Highlights & Insights¶
- Core Innovation: Using the generation task as an auxiliary means to enhance the fine-grained comprehension of the retrieval model, rather than as a replacement for retrieval itself—this design philosophy is highly practical.
- Zero Extra Inference Overhead: The global retrieval phase is completely equivalent to a standard bi-encoder. The fusion encoder and decoder are only activated when local information is required.
- Visualization Analysis: This breaks the "black box" nature of traditional retrieval.

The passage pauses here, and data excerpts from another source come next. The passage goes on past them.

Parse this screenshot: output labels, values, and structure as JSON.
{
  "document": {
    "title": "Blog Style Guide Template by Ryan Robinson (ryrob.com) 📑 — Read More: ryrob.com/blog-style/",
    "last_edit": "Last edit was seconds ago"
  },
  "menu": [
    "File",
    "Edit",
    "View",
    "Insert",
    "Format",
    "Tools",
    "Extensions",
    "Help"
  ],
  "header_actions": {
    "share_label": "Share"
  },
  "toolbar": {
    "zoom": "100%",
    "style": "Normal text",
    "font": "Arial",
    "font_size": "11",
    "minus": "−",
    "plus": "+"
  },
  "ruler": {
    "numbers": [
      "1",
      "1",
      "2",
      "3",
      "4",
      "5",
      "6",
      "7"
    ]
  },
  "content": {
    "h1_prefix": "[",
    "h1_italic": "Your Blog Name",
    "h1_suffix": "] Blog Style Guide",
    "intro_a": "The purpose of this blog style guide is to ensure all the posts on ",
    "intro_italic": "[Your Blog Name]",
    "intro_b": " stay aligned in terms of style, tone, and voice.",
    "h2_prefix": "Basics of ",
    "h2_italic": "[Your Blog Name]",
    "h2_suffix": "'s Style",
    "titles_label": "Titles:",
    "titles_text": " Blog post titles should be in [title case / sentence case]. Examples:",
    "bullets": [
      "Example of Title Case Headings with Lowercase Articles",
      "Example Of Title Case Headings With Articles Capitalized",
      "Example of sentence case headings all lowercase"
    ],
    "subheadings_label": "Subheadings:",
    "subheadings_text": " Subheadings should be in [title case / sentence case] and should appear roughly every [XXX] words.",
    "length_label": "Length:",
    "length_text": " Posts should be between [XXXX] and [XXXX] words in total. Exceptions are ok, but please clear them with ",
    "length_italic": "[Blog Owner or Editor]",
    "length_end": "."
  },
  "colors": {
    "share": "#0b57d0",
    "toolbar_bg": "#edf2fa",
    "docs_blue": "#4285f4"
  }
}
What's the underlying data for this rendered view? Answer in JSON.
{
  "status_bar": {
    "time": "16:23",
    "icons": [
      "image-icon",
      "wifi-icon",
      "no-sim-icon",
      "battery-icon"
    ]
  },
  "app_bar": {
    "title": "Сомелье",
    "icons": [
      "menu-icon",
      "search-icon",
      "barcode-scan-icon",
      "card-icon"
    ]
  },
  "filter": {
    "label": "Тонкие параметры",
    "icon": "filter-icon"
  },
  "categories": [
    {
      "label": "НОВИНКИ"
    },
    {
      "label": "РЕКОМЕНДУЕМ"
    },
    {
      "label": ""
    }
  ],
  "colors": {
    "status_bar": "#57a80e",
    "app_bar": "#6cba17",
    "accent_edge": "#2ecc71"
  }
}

By highlighting cross-attention weights and generating relevant text, it transforms retrieval results from sheer numerical scores into interpretable outputs.
Limitations & Future Work¶
- The context length is limited to 512 tokens, and long-text retrieval scenarios have not yet been explored.
- The diversity and quality of the synthetic data may not match those of large-scale real retrieval data.
- The decoder has only 110M parameters and is unable to handle complex generation tasks; scaling up the decoder can be explored in future work.
- The model has not been evaluated on standard retrieval benchmarks like BEIR, so its generalizability requires further validation.
Related Work & Insights¶
- Key inspiration is derived from multimodal representation learning (e.g., CLIP, ALBEF, BLIP), which treats documents and queries as two distinct "modalities" to be aligned.
- Unlike the late interaction in ColBERT, GeAR captures fine-grained semantics through generation tasks rather than multi-vector matching.
- This offers a new perspective for "post-retrieval localization" in RAG systems: the retriever itself can locate local information without requiring an additional reranker or reader.
Rating¶
- Novelty: ⭐⭐⭐⭐ — Enhancing the dual capability of both global and local retrieval via generation tasks is a novel and self-consistent concept.
- Experimental Thoroughness: ⭐⭐⭐⭐ — Evaluated across two scenarios, five datasets, various baselines, and ablations, but lacks standard benchmarks like BEIR.
- Writing Quality: ⭐⭐⭐⭐ — Clear structure and intuitive visualization analysis, though some mathematical notation could be more concise.
- Value: ⭐⭐⭐⭐ — Practically advances the interpretability and fine-grained capabilities of retrieval systems, particularly suitable for RAG scenarios.